Öyle bir hâldeydi ki buraya neden geldiğini bile unutmuştu. Cemaatle namaz kılan kişiler birer birer camiden çıkarken içeride çok az insan kalmıştı. Ön saflara doğru ilerledi. Bir yandan da caminin muhteşem mimarisini inceliyordu. Her bir taşı ayrı anlam ifade ediyordu. Ön saflarda uygun bir yer buldu.

Niyet ederek öğle namazını kılmaya başladı. Namazını eda ettikten sonra dua etmek için ellerini açtığında, gözlerinden  yaşlar boşalmaya başladı. Nasıl olduğunu anlamamıştı bile.

Mahcup hissediyordu kendini. Rabbine karşı oldukça mahcup hissediyordu..

Bunca zaman hep ertelenmişti camiye gelmeyi. Alper onu kaç kez çağırmıştı.

Alper mi diye geçirdi içinden. Rabbi çağırmıştı onu günde 5 kez.

Haydi kurtuluşa diye ezanları dinlemişti kulakları. Sadece dinlemekle kalmıştı. Çocukken  dedesiyle kıldığı namazlar geldi gözünün önüne. İyi ki öğretmişti.
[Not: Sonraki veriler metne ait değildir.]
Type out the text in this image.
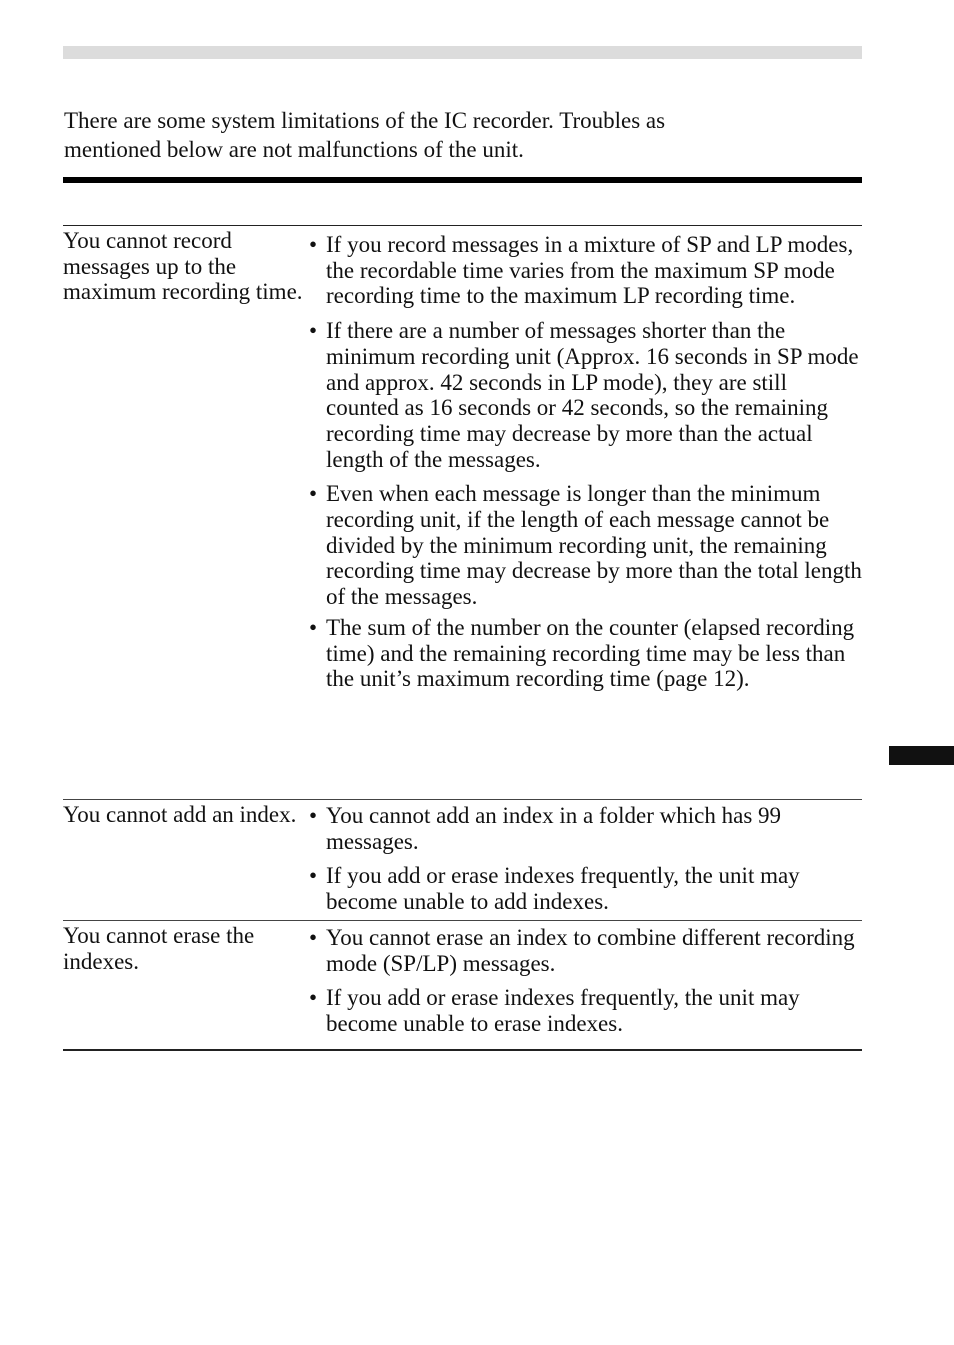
There are some system limitations of the IC recorder. Troubles as

mentioned below are not malfunctions of the unit.

You cannot record messages up to the maximum recording time.
• If you record messages in a mixture of SP and LP modes, the recordable time varies from the maximum SP mode recording time to the maximum LP recording time.
• If there are a number of messages shorter than the minimum recording unit (Approx. 16 seconds in SP mode and approx. 42 seconds in LP mode), they are still counted as 16 seconds or 42 seconds, so the remaining recording time may decrease by more than the actual length of the messages.
• Even when each message is longer than the minimum recording unit, if the length of each message cannot be divided by the minimum recording unit, the remaining recording time may decrease by more than the total length of the messages.
• The sum of the number on the counter (elapsed recording time) and the remaining recording time may be less than the unit’s maximum recording time (page 12).
You cannot add an index. • You cannot add an index in a folder which has 99 messages.
• If you add or erase indexes frequently, the unit may become unable to add indexes.
You cannot erase the indexes.
• You cannot erase an index to combine different recording mode (SP/LP) messages.
• If you add or erase indexes frequently, the unit may become unable to erase indexes.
Ellerini semaya doğru açtı. Gözleri dolu doluydu, yutkundu birkaç kez...

" Affet beni Ya Rabb" diyerek duasına başladı. Günlerdir içinde tuttuğu herşeyi bir bir akıtıyordu şimdi.

Hiç ağlamadığı kadar ağladı. Sessizce akıttı gözyaşlarını. Islattı seccadesini.

Islandı seccadesi...

***

Ebrar ve Zehra okuldan sonra kafede buluşmak için sözleşmişlerdi. Zehra çoktan gelmiş, en köşedeki masaya geçmiş kitabını okuyordu.

Uzun zamandır okumak istediği bu kitap ona öyle iyi gelmişti ki. Elinden hiç bırakmak istemiyordu. Ortamda sessizdi. Bir yandan okuyor bin yandan da  neden daha önce satın almadığına hayıflanıp duruyordu. Hatta kendini öyle bir kaptırmıştı ki yanı başında ona şaşkınlıkla bakan Ebrar'ı farketmemişti bile.